# Communication Reliability

Communicating with your Crazyflie is an important pillar for its operation. As more robots are controlled, the reliability of this communication link becomes more and more important, as the probability that there is no failure at any of the Crazyflies decreases exponentially with the number of robots. We have written about the low-level radio link before. Today, we focus on past, on-going, and future improvements to make the communication more reliable.

## Reliability Challenges

As part of doing research with the Crazyswarm, I noticed several issues:

1. Sometimes commands do not seem to arrive at the Crazyflie, especially when using unicast (i.e., direct) communication with a specific Crazyflie.
2. Sending ‘too much’ data while the Crazyflie is flying can cause catastrophic crashes. One example is trying to upload a trajectory, while flying in a motion capture space. However, this occasionally even happens if just trying to update a parameter.

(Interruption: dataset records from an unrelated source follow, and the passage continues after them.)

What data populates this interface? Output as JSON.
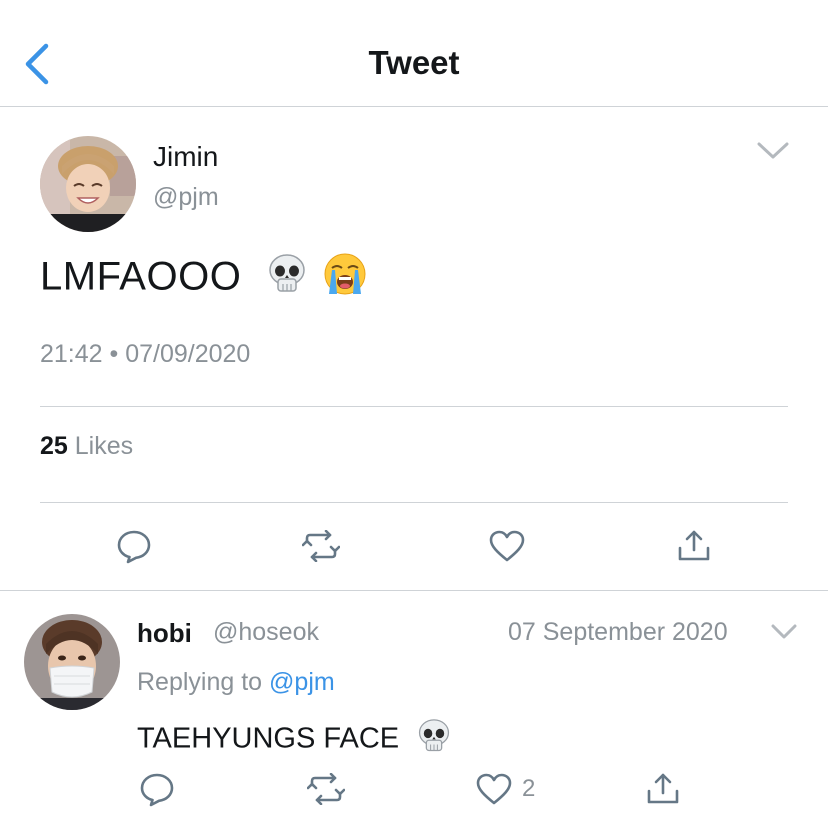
{
  "header": {
    "title": "Tweet",
    "back_icon": "chevron-left-icon"
  },
  "colors": {
    "accent": "#3b93e6",
    "text": "#14171a",
    "muted": "#8a9197",
    "divider": "#cfd3d7"
  },
  "tweet": {
    "name": "Jimin",
    "handle": "@pjm",
    "text": "LMFAOOO",
    "emojis": [
      "skull-icon",
      "loudly-crying-face-icon"
    ],
    "timestamp": "21:42 • 07/09/2020",
    "likes_count": "25",
    "likes_label": "Likes",
    "actions": [
      "reply-icon",
      "retweet-icon",
      "like-icon",
      "share-icon"
    ]
  },
  "reply": {
    "name": "hobi",
    "handle": "@hoseok",
    "date": "07 September 2020",
    "replying_prefix": "Replying to",
    "replying_to": "@pjm",
    "text": "TAEHYUNGS FACE",
    "emoji": "skull-icon",
    "like_count": "2",
    "actions": [
      "reply-icon",
      "retweet-icon",
      "like-icon",
      "share-icon"
    ]
  }
}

The radio link has a feature called Safelink, which essentially guarantees that packets are send and received in order and no packet gets dropped. This feature never worked reliably in the crazyflie_cpp implementation and is therefore not used in the Crazyswarm. However, it is the default mode for cflib. The Crazy RealTime Protocol (CRTP) also has the notion of different communication ports in order to prioritize important messages such as control commands over less important ones such as trajectory upload. However, this prioritization was never implemented in any of the clients.

Another, non reliability related, issue always was that the performance of cflib is not stellar when connected to many Crazyflies. This is mostly because (C)Python has a Global Interpreter Lock (GIL), which prevents true multi-threaded operation. A common solution to allow true parallelism is multiprocessing or implementations in a language that compiles to machine code (native code).

The first native implementation is written in C++ and includes Python bindings using pybind11. The overall API is simple: A connection can be created given a URI, and data can be send and received. Internally, this library implements Safelink to guarantee packets are in order, uses priority queues to prioritize messages on important CRTP ports, and handles all multi-radio and multi-thread related synchronization issues. Unlike prior implementations, the bandwidth is shared uniformly between all connections, i.e., there is no race between different Crazyflies communicating over the same radio. We measured a 50% lower CPU utilization when connecting with the CF client, a 20% higher bandwidth, and a 20% lower latency compared to the pure Python implementation.

For now, this feature is experimental and needs to be enabled using an environment variable. If you want to give it a try, you can use

pip install cflinkcpp
USE_CFLINK=cpp cfclient

once everything is merged to master in the next couple of days.